When you are meant to go through struggles or hard times, God will provide encouragement (SUGAR) in ways you may never expect. Was it not our parents who told us and now WE who tell our children, “Life is not always fair”? From Toddler age to… well, forever, we spend precious time encouraging and helping our own children learn to deal with life’s challenges.
We learn through our own struggles and our own story, and then we are able to encourage others. God is always walking alongside us and using our story to bring hope and meaning to those around us.
My biggest jolt came when my separation happened. I never believed in divorce, but here it was happening to us. I asked God a million times, “Why? Why?” We live in a broken world and not every story is a “Happily Ever After.” Everyone might not agree with how I dealt with it, but this is my story…
I hope, for your sake, that neither you, nor anyone you know, is going thru a marriage struggle right now. If that is the case then you can stop reading. However, for those who might be in the midst of a marriage struggle, or know someone going through this, I hope my story brings some encouragement.
KEEP YOUR EYES, EARS AND HEART OPEN TO ENCOURAGEMENT
First, God let me know almost every day that I was right where He wanted me. My #1 recommendation is for you to be hyper aware of EVERY positive “message” (the SUGAR) coming your way. It could be a friend’s comment, something you read or saw on television, a radio talk, s song, s magazine article, a family member, a comment by a random person or a particular feeling you have.
THE BOARD OF DIRECTORS
Second, let people around you IN. It won’t be everyone. It shouldn’t be everyone. It took me a while to notice that certain people were put in my life for “such a time as this!” For me it was the actual neighbors that surrounded me! The financial/organized wizard, the mentor, my Bible Study leader, the everything friend, and the comfort encouragers! They became what I referred to as my “Board of Directors!”
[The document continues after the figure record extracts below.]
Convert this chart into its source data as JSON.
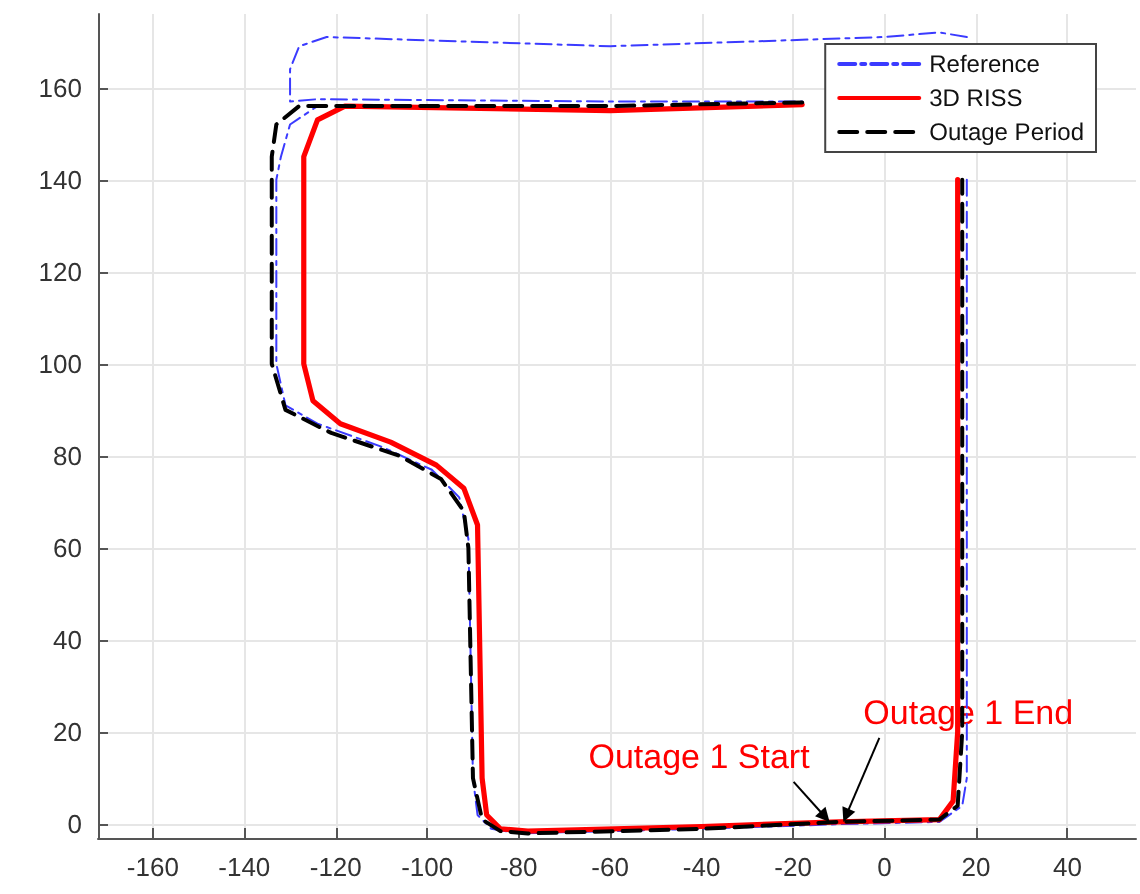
{
  "chart_data": {
    "type": "line",
    "xlim": [
      -172,
      55
    ],
    "ylim": [
      -3,
      176
    ],
    "xticks": [
      -160,
      -140,
      -120,
      -100,
      -80,
      -60,
      -40,
      -20,
      0,
      20,
      40
    ],
    "yticks": [
      0,
      20,
      40,
      60,
      80,
      100,
      120,
      140,
      160
    ],
    "grid": true,
    "legend": "top right",
    "marker": "none",
    "series": [
      {
        "name": "Reference",
        "color": "#3b3bff",
        "line_style": "dashdot",
        "x": [
          18,
          12,
          0,
          -60,
          -122,
          -128,
          -130,
          -130,
          -124,
          -60,
          -18,
          null,
          18,
          18,
          17,
          12,
          -10,
          -40,
          -80,
          -86,
          -89,
          -90,
          -91,
          -93,
          -99,
          -110,
          -124,
          -131,
          -133,
          -133,
          -132,
          -130,
          -124
        ],
        "values": [
          171,
          172,
          171,
          169,
          171,
          169,
          164,
          157,
          157.5,
          157,
          157,
          null,
          140,
          10,
          4,
          0.5,
          0,
          -1,
          -2,
          -1,
          2,
          10,
          62,
          71,
          77,
          82,
          87,
          91,
          100,
          140,
          145,
          152,
          156
        ]
      },
      {
        "name": "3D RISS",
        "color": "#ff0000",
        "line_style": "solid",
        "x": [
          -18,
          -60,
          -118,
          -124,
          -127,
          -127,
          -125,
          -119,
          -108,
          -98,
          -92,
          -89,
          -88,
          -87,
          -84,
          -78,
          -40,
          -10,
          12,
          15,
          16,
          16
        ],
        "values": [
          156.3,
          155,
          156,
          153,
          145,
          100,
          92,
          87,
          83,
          78,
          73,
          65,
          10,
          2,
          -1,
          -1.5,
          -0.5,
          0.5,
          1,
          5,
          20,
          140
        ]
      },
      {
        "name": "Outage Period",
        "color": "#000000",
        "line_style": "dashed",
        "x": [
          -18,
          -60,
          -128,
          -133,
          -134,
          -134,
          -131,
          -121,
          -106,
          -97,
          -92,
          -91,
          -90,
          -88,
          -84,
          -78,
          -40,
          -10,
          12,
          16,
          17,
          17
        ],
        "values": [
          156.8,
          156,
          156,
          152,
          145,
          100,
          90,
          85,
          80,
          75,
          68,
          60,
          10,
          1,
          -1.5,
          -2,
          -1,
          0.5,
          1,
          4,
          20,
          140
        ]
      }
    ],
    "annotations": [
      {
        "text": "Outage 1 Start",
        "x": -12,
        "y": 0.5
      },
      {
        "text": "Outage 1 End",
        "x": -9,
        "y": 0.5
      }
    ]
  }
}
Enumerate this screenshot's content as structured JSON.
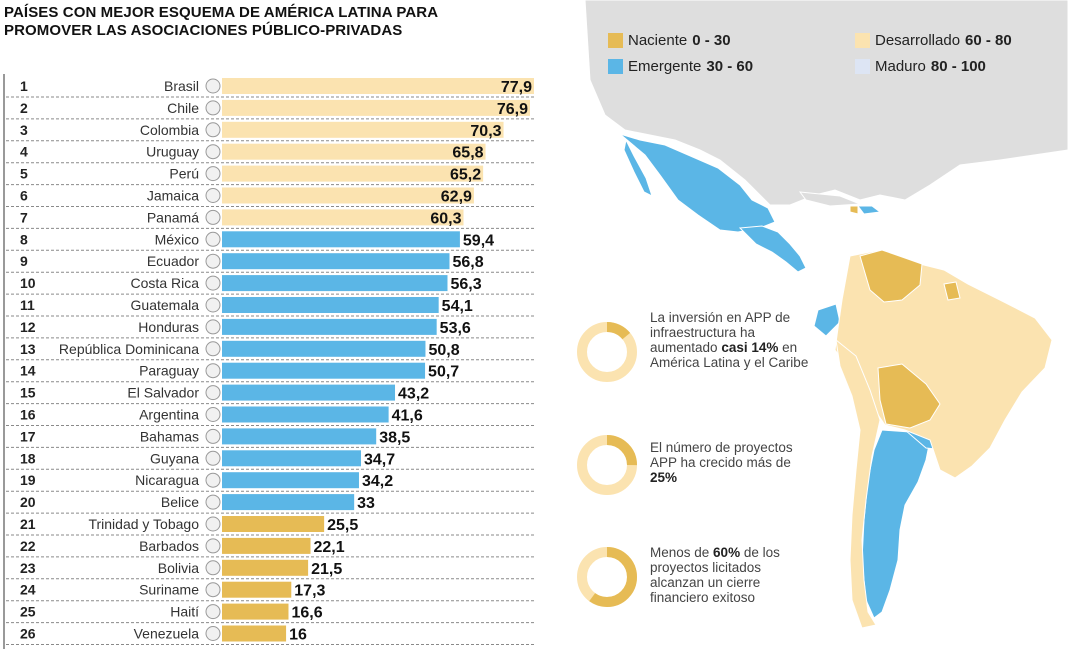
{
  "title_lines": [
    "PAÍSES CON MEJOR ESQUEMA DE AMÉRICA LATINA PARA",
    "PROMOVER LAS ASOCIACIONES PÚBLICO-PRIVADAS"
  ],
  "colors": {
    "naciente": "#e6bb55",
    "emergente": "#5bb6e6",
    "desarrollado": "#fbe3b0",
    "maduro": "#dde5f4",
    "land_other": "#dedede"
  },
  "legend": [
    {
      "key": "naciente",
      "label": "Naciente",
      "range": "0 - 30",
      "color": "#e6bb55"
    },
    {
      "key": "emergente",
      "label": "Emergente",
      "range": "30 - 60",
      "color": "#5bb6e6"
    },
    {
      "key": "desarrollado",
      "label": "Desarrollado",
      "range": "60 - 80",
      "color": "#fbe3b0"
    },
    {
      "key": "maduro",
      "label": "Maduro",
      "range": "80 - 100",
      "color": "#dde5f4"
    }
  ],
  "chart_data": {
    "type": "bar",
    "orientation": "horizontal",
    "xlim": [
      0,
      100
    ],
    "rows": [
      {
        "rank": "1",
        "country": "Brasil",
        "value": 77.9,
        "label": "77,9"
      },
      {
        "rank": "2",
        "country": "Chile",
        "value": 76.9,
        "label": "76,9"
      },
      {
        "rank": "3",
        "country": "Colombia",
        "value": 70.3,
        "label": "70,3"
      },
      {
        "rank": "4",
        "country": "Uruguay",
        "value": 65.8,
        "label": "65,8"
      },
      {
        "rank": "5",
        "country": "Perú",
        "value": 65.2,
        "label": "65,2"
      },
      {
        "rank": "6",
        "country": "Jamaica",
        "value": 62.9,
        "label": "62,9"
      },
      {
        "rank": "7",
        "country": "Panamá",
        "value": 60.3,
        "label": "60,3"
      },
      {
        "rank": "8",
        "country": "México",
        "value": 59.4,
        "label": "59,4"
      },
      {
        "rank": "9",
        "country": "Ecuador",
        "value": 56.8,
        "label": "56,8"
      },
      {
        "rank": "10",
        "country": "Costa Rica",
        "value": 56.3,
        "label": "56,3"
      },
      {
        "rank": "11",
        "country": "Guatemala",
        "value": 54.1,
        "label": "54,1"
      },
      {
        "rank": "12",
        "country": "Honduras",
        "value": 53.6,
        "label": "53,6"
      },
      {
        "rank": "13",
        "country": "República Dominicana",
        "value": 50.8,
        "label": "50,8"
      },
      {
        "rank": "14",
        "country": "Paraguay",
        "value": 50.7,
        "label": "50,7"
      },
      {
        "rank": "15",
        "country": "El Salvador",
        "value": 43.2,
        "label": "43,2"
      },
      {
        "rank": "16",
        "country": "Argentina",
        "value": 41.6,
        "label": "41,6"
      },
      {
        "rank": "17",
        "country": "Bahamas",
        "value": 38.5,
        "label": "38,5"
      },
      {
        "rank": "18",
        "country": "Guyana",
        "value": 34.7,
        "label": "34,7"
      },
      {
        "rank": "19",
        "country": "Nicaragua",
        "value": 34.2,
        "label": "34,2"
      },
      {
        "rank": "20",
        "country": "Belice",
        "value": 33,
        "label": "33"
      },
      {
        "rank": "21",
        "country": "Trinidad y Tobago",
        "value": 25.5,
        "label": "25,5"
      },
      {
        "rank": "22",
        "country": "Barbados",
        "value": 22.1,
        "label": "22,1"
      },
      {
        "rank": "23",
        "country": "Bolivia",
        "value": 21.5,
        "label": "21,5"
      },
      {
        "rank": "24",
        "country": "Suriname",
        "value": 17.3,
        "label": "17,3"
      },
      {
        "rank": "25",
        "country": "Haití",
        "value": 16.6,
        "label": "16,6"
      },
      {
        "rank": "26",
        "country": "Venezuela",
        "value": 16,
        "label": "16"
      }
    ]
  },
  "stats": [
    {
      "fraction": 0.14,
      "parts": [
        {
          "t": "La inversión en APP de infraestructura ha aumentado "
        },
        {
          "t": "casi 14%",
          "b": true
        },
        {
          "t": " en América Latina y el Caribe"
        }
      ]
    },
    {
      "fraction": 0.25,
      "parts": [
        {
          "t": "El número de proyectos APP ha crecido más de "
        },
        {
          "t": "25%",
          "b": true
        }
      ]
    },
    {
      "fraction": 0.6,
      "parts": [
        {
          "t": "Menos de "
        },
        {
          "t": "60%",
          "b": true
        },
        {
          "t": " de los proyectos licitados alcanzan un cierre financiero exitoso"
        }
      ]
    }
  ]
}
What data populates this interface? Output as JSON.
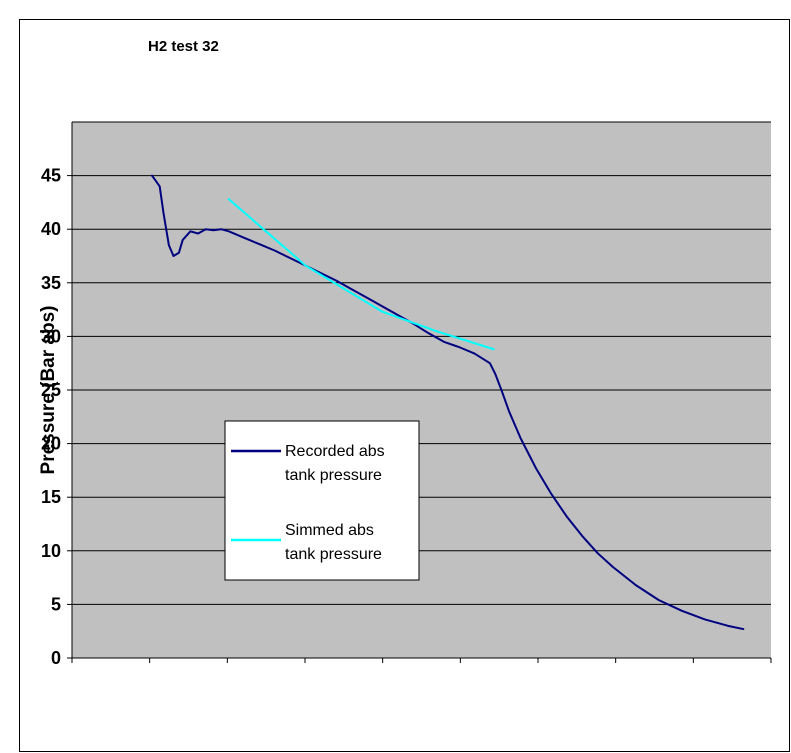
{
  "chart_data": {
    "type": "line",
    "title": "H2 test 32",
    "xlabel": "",
    "ylabel": "Pressure (Bar abs)",
    "ylim": [
      0,
      50
    ],
    "yticks": [
      0,
      5,
      10,
      15,
      20,
      25,
      30,
      35,
      40,
      45
    ],
    "x_ticks_count": 9,
    "grid": "horizontal",
    "legend_position": "left-center",
    "colors": {
      "plot_background": "#c0c0c0",
      "grid": "#000000"
    },
    "series": [
      {
        "name": "Recorded abs tank pressure",
        "color": "#000080",
        "x": [
          0,
          0.1,
          0.15,
          0.22,
          0.28,
          0.35,
          0.4,
          0.5,
          0.6,
          0.7,
          0.8,
          0.9,
          1.0,
          1.2,
          1.4,
          1.6,
          1.8,
          2.0,
          2.2,
          2.4,
          2.6,
          2.8,
          3.0,
          3.2,
          3.4,
          3.6,
          3.8,
          4.0,
          4.2,
          4.4,
          4.47,
          4.55,
          4.65,
          4.8,
          5.0,
          5.2,
          5.4,
          5.6,
          5.8,
          6.0,
          6.3,
          6.6,
          6.9,
          7.2,
          7.5,
          7.7
        ],
        "y": [
          45.0,
          44.0,
          41.5,
          38.5,
          37.5,
          37.8,
          39.0,
          39.8,
          39.6,
          40.0,
          39.9,
          40.0,
          39.8,
          39.2,
          38.6,
          38.0,
          37.3,
          36.6,
          35.9,
          35.2,
          34.4,
          33.6,
          32.8,
          32.0,
          31.2,
          30.3,
          29.5,
          29.0,
          28.4,
          27.5,
          26.5,
          25.0,
          23.0,
          20.5,
          17.7,
          15.3,
          13.2,
          11.4,
          9.8,
          8.5,
          6.8,
          5.4,
          4.4,
          3.6,
          3.0,
          2.7
        ]
      },
      {
        "name": "Simmed abs tank pressure",
        "color": "#00ffff",
        "x": [
          1.0,
          2.0,
          3.0,
          3.7,
          4.45
        ],
        "y": [
          42.8,
          36.6,
          32.3,
          30.5,
          28.8
        ]
      }
    ]
  }
}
Two went with me to my first divorce lawyer meeting to take notes and support me (I did not choose that first lawyer). One went with me to my second divorce lawyer meeting (that one clicked!) and she also set up a Google calendar (which I had never heard of) which made family planning easier. It takes a village/”board of directors” and I will appreciate mine FOREVER and EVER.
FOR A TIME SUCH AS THIS…
I have to say that I was very quiet when my divorce process was going on. Only certain people were in my inner circle of confidence (which is very unlike me). However, now I understand why. It was NOTHING against my friends, I just did not want to talk about it a lot. For my mind’s well-being I did not bring the subject up to people. Even if they knew, they were polite enough to never bring it up to me.
I chose carefully to whom I said anything. This way I was able to go to the school socials, girl’s nights out, market, church and not have everyone asking me questions all the time. This was what really helped me cope.
Please, if you are one of the friends “left out,” please do not feel slighted. Separation and Divorce are such an awful thing and there is no making sense of any of it. Just stick by your friend to encourage and support them before, during and after!
My mom’s biggest jolt came when she received news she had breast cancer. God worked in her story the same way He did mine. She also had encouraging things happen daily. There were A LOT of great moments, but I think her number one moment happened 2 days after she received the news of her breast cancer. She was in an airport talking to the woman next to her who, out of the blue, said she was a breast cancer survivor! My mom mentioned her big fear of the reconstruction surgery. Would you believe the woman took my mom into the airport bathroom stall to show my mom her reconstruction and answer questions! That woman had no idea, but THAT moment set the tone for my mother’s entire cancer journey.
“For every experience God gives us, And every person He puts in our life, it is the perfect preparation for a future that ONLY HE can see.”